P-21 activated kinase 1 knockdown inhibits β-catenin signalling and blocks colorectal cancer growth

Abstract

The p21-activated kinase 1 (PAK1) plays important roles in cell growth, motility, and transformation. The aims of this study were to delineate the signalling mechanisms downstream of PAK1, and to investigate the importance of PAK1 for colorectal cancer (CRC) growth and metastasis in vivo. PAK1 knockdown in human CRC cell lines inhibited β-catenin expression, β-catenin/TCF4 transcriptional activity, and the expression of c-Myc. In mouse models PAK1 knockdown suppressed the growth and metastasis of human CRC cells by decreasing proliferation and increasing apoptosis. Our findings demonstrate for the first time the crucial role of PAK1 in CRC progression in vivo.

Introduction

Mutations in Wnt signalling components play key roles in the initiation and progression of colorectal cancer (CRC). Aberrant activation of β-catenin, which is a central molecule of the Wnt pathway, promotes cell proliferation and survival, and initiates colorectal tumorigenesis [1], [2]. Accumulation of nuclear β-catenin, and the consequent formation of a constitutively active complex with the transcription factor T-cell factor 4 (TCF4) [3], [4], promotes cell growth and drives tumor progression through up-regulation of target genes such as c-Myc [1], [5].

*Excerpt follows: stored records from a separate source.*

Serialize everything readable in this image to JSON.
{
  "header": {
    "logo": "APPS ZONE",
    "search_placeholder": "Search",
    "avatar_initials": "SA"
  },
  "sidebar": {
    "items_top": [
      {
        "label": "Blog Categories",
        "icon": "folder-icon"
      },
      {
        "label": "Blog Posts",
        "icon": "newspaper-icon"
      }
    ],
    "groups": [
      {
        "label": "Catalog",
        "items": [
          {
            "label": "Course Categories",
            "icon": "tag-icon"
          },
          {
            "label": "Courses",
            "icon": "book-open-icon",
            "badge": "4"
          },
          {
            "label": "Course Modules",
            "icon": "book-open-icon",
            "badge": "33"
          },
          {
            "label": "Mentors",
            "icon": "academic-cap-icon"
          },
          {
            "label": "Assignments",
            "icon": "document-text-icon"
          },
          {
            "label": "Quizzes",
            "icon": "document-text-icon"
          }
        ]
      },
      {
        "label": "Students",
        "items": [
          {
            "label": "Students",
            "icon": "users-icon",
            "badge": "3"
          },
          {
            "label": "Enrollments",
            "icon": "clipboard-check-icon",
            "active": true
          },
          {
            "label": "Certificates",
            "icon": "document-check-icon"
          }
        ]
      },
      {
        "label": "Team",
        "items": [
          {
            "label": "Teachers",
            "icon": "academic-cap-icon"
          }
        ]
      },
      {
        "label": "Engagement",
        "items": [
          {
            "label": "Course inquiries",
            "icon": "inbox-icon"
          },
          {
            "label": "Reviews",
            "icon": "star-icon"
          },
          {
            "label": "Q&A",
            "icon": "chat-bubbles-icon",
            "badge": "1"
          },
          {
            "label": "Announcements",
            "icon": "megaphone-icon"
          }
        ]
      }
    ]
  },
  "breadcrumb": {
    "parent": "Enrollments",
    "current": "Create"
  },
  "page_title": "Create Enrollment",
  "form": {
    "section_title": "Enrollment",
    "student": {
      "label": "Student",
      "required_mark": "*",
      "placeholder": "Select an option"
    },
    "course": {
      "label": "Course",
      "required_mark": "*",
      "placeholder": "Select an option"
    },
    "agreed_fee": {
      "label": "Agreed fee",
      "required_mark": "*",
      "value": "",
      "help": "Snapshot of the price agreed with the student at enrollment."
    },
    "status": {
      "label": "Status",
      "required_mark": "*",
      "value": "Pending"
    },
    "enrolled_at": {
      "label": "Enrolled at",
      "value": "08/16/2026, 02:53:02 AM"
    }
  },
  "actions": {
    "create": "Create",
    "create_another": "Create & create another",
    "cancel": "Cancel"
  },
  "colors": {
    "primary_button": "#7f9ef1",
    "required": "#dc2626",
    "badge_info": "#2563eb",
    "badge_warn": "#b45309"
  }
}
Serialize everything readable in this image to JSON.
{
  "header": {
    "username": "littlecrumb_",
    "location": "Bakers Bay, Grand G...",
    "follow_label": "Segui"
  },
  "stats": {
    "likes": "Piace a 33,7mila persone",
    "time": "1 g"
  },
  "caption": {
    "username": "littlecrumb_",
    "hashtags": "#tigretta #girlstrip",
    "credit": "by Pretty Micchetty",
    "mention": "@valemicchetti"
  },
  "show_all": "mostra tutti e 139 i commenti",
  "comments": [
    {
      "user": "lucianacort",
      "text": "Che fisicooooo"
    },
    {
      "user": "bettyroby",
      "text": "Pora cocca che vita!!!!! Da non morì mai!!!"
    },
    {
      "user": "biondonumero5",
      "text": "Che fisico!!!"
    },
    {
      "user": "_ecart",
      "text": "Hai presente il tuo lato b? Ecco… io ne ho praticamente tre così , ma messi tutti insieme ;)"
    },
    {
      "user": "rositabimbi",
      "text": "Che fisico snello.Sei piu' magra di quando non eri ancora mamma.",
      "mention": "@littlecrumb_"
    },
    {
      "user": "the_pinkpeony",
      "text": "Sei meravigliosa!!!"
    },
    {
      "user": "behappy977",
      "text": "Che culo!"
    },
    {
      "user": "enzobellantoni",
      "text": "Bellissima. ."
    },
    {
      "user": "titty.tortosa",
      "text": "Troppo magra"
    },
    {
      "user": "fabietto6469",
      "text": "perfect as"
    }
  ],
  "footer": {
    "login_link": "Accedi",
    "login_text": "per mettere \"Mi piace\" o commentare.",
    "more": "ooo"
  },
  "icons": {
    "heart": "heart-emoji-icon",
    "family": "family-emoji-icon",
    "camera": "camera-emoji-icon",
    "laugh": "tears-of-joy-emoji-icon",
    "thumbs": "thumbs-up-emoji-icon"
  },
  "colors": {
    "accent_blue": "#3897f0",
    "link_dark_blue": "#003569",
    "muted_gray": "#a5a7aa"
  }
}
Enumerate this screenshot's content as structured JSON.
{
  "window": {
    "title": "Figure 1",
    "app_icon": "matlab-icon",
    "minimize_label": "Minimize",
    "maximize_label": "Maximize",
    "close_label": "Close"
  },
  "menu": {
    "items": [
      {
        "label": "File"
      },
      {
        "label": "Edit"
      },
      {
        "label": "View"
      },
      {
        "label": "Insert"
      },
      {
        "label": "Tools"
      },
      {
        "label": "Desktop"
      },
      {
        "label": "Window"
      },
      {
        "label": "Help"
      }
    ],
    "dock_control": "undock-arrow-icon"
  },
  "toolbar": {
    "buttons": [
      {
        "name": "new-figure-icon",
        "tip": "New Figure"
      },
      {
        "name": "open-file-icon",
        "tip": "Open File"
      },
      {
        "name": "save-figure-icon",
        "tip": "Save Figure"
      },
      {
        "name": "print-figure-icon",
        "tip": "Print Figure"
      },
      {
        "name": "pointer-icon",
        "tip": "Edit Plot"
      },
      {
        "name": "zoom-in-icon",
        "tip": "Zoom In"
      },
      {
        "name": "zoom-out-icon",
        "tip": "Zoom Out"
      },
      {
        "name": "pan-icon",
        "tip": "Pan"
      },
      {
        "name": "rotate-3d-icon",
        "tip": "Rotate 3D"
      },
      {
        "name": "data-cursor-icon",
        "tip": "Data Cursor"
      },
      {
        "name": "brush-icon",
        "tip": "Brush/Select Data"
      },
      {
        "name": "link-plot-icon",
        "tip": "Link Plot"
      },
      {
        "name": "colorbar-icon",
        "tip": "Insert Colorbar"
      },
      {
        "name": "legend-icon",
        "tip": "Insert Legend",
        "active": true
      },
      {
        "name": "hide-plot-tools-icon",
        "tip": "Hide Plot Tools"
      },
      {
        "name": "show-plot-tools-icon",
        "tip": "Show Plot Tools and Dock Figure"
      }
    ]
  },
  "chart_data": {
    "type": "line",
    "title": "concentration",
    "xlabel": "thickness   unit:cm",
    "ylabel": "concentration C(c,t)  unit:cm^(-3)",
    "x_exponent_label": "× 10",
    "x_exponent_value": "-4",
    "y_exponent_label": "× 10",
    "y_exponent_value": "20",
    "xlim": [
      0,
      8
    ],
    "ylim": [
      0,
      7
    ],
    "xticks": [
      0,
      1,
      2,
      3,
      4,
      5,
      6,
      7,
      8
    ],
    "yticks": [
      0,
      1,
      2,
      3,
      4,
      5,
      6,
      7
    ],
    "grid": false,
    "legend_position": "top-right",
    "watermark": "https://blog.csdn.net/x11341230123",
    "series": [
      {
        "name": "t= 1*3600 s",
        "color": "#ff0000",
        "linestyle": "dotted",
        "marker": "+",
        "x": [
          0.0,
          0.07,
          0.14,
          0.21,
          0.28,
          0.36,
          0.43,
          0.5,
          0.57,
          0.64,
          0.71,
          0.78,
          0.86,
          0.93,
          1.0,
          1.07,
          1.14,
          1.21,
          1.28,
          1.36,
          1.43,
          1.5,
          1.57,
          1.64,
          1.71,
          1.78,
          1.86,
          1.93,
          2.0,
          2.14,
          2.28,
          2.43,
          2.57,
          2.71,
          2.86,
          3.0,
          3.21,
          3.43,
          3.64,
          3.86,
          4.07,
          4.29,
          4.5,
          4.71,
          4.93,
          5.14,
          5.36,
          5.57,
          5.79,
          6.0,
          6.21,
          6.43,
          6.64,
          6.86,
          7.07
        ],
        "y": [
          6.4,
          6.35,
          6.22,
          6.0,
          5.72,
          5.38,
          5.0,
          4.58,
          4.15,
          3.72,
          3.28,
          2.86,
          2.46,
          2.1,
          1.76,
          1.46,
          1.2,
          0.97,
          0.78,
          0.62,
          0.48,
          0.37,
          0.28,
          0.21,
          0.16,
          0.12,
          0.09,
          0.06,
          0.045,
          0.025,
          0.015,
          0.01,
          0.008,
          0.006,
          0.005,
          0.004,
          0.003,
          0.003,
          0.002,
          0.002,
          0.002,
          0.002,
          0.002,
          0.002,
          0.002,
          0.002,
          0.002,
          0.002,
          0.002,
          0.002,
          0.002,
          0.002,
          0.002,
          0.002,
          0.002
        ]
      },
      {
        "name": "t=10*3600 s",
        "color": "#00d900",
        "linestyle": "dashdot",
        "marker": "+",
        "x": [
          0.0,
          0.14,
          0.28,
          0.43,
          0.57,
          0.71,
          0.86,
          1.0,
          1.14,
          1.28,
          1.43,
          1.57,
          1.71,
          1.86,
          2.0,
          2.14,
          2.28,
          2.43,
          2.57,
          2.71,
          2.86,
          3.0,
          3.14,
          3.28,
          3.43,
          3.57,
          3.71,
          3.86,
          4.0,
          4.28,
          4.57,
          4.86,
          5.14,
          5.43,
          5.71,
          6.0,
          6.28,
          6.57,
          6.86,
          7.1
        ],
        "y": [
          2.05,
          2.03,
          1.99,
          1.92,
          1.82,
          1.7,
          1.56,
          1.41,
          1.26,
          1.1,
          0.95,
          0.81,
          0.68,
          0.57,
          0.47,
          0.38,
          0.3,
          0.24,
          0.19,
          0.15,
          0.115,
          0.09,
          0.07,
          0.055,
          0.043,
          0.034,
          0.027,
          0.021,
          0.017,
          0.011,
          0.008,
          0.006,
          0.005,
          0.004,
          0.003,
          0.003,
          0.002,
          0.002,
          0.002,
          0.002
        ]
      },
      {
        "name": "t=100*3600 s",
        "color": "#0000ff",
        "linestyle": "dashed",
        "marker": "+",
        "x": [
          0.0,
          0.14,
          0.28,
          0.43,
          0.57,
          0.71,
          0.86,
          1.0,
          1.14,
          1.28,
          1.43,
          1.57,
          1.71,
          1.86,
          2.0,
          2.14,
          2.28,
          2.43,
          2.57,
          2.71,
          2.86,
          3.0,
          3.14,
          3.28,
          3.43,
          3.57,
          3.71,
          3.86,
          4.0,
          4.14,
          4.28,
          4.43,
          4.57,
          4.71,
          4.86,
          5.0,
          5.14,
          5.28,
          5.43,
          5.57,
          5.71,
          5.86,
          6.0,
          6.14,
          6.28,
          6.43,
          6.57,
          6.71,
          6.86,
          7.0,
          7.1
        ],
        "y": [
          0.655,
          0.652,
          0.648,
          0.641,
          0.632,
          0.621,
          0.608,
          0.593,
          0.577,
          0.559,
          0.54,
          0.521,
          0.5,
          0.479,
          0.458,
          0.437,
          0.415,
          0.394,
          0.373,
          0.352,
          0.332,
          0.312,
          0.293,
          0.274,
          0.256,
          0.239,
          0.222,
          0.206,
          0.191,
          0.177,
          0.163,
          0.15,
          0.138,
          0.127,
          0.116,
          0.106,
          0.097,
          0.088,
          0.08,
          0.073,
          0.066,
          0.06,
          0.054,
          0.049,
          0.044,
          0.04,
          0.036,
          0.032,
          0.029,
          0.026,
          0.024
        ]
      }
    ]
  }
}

Oncogenic KRas synergistically enhances Wnt/β-catenin signalling in intestinal tumors. Ras mutations are found in 40% of CRC and occur early during the adenoma–carcinoma sequence [6], [7], [8]. Synchronous detection of activated KRas and β-catenin nuclear accumulation, which is the hallmark of activated Wnt signalling, identifies a group of patients with poor prognosis and resistance to chemotherapy [9]. In a mouse model carrying mutations in both the adenomatous polyposis coli (Apc) and KRas genes, Wnt/β-catenin signalling is enhanced, with resultant increases in tumor initiation and progression toward malignancy [10]. The increased expression of some Wnt-pathway target genes is consistent with synergistic co-operation between mutant KRas and Apc in this model [10], and combined inhibition of β-catenin and KRas in CRC cells further reduces proliferation and promotes apoptosis [11].

The observations that PAK1 is essential for malignant transformation induced by Ras, Rac and Cdc42 [12], [13], [14] identify PAK1 as a convergence point in transformation induced by small GTPases. Activated PAK1 then phosphorylates Raf and thus enhances Ras/Raf/MAPK signalling [6], [15], [16]. We have previously reported that PAK1 also interacts with β-catenin and promotes β-catenin/TCF4 activation in gastric epithelial cells [17]. Phosphorylation of β-catenin at Ser⁶⁷⁵ by PAK1 increases the stability and transcriptional activity of β-catenin in CRC cells [18]. Thus PAK1, acting downstream of small GTPases, may coordinate Ras/Raf/MAPK and Wnt/β-catenin signalling in CRC initiation and progression.

Alterations in PAK1 expression and activation have been detected in human tumors. In CRC, PAK1 expression was found to increase with progression through the adenoma to carcinoma sequence, with the most dramatic increases in invasive and metastatic CRC [19]. Higher expression and activity of PAK1 were also associated with a lower survival rate in CRC patients [20]. Recently we have shown that PAK1 is required for CRC cell proliferation, migration/invasion and survival in vitro [21]. Here we have further investigated the effect of PAK1 on CRC growth and metastasis in vivo, and the mechanisms involved. In particular the connections between PAK1 and oncogenic Ras and Wnt/β-catenin signalling were examined more closely since, as described above, both pathways play important parts in CRC development. Short hairpin RNA (shRNA) was used to knockdown PAK1 in two CRC cell lines, and the resultant changes in cell signalling pathways and in the growth and metastasis of CRC in vivo were observed.